Chinese e-commerce giant Alibaba Group took a major step into Internet finance on Friday by starting funds sales on its popular online shopping platform Taobao.
Taobao, China's leading online retail platform, received a no-action letter from the China Securities Regulatory Commission on Thursday for its funds business, according to the Alibaba Group.
That makes it China's first Internet company to provide services for funds sales institutions.
Alipay, also run by Alibaba, will provide third-party payment services for the online funds sales.
On Friday, the first batch of 17 funds institutions, including Guotai AMC, E Fund and Aegon-Industrial Fund, opened their online funds shops on Taobao.
Persons aged 18 or above can buy funds after passing the real name authentication through the Alipay online payment service.
These funds shops will provide a one-stop service for buyers to open accounts, place and pay for orders, as well as manage their fund accounts, "similar to online clothes shopping," said the Alibaba Group.

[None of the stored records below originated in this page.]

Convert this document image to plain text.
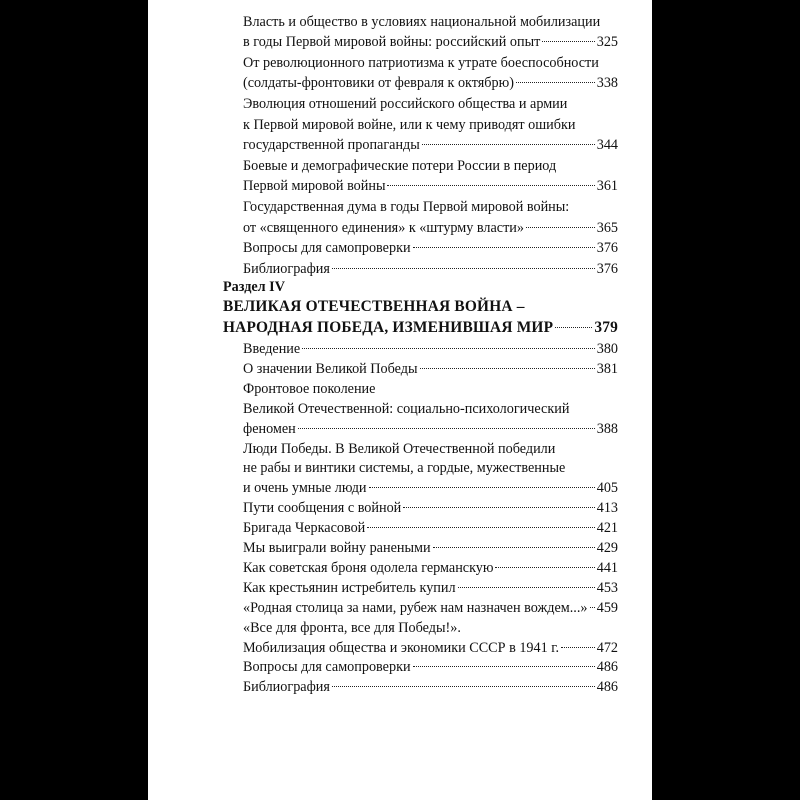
Власть и общество в условиях национальной мобилизации
в годы Первой мировой войны: российский опыт	325
От революционного патриотизма к утрате боеспособности
(солдаты-фронтовики от февраля к октябрю)	338
Эволюция отношений российского общества и армии
к Первой мировой войне, или к чему приводят ошибки
государственной пропаганды	344
Боевые и демографические потери России в период
Первой мировой войны	361
Государственная дума в годы Первой мировой войны:
от «священного единения» к «штурму власти»	365
Вопросы для самопроверки	376
Библиография	376
Раздел IV
ВЕЛИКАЯ ОТЕЧЕСТВЕННАЯ ВОЙНА –
НАРОДНАЯ ПОБЕДА, ИЗМЕНИВШАЯ МИР	379
Введение	380
О значении Великой Победы	381
Фронтовое поколение
Великой Отечественной: социально-психологический
феномен	388
Люди Победы. В Великой Отечественной победили
не рабы и винтики системы, а гордые, мужественные
и очень умные люди	405
Пути сообщения с войной	413
Бригада Черкасовой	421
Мы выиграли войну ранеными	429
Как советская броня одолела германскую	441
Как крестьянин истребитель купил	453
«Родная столица за нами, рубеж нам назначен вождем...» 459
«Все для фронта, все для Победы!».
Мобилизация общества и экономики СССР в 1941 г.	472
Вопросы для самопроверки	486
Библиография	486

As the provider of the funds sales, the funds institutions will also offer consulting and other services for online buyers.
Taobao has introduced risk appetite classifications to serve customers based on large-scale data analysis. Beginners in money management will get reminders about risks.
Beside these risk notifications, Taobao has also set order amount limits of 2,000 yuan (about 328.2 U.S. dollars) for each equity fund, including stock funds, hybrid funds, QDII funds and index funds.
Alibaba saw transactions made on Taobao and Tmall, its two customer-to-customer and business-to-customer websites, exceed 1 trillion yuan (162 billion U.S. dollars) last year.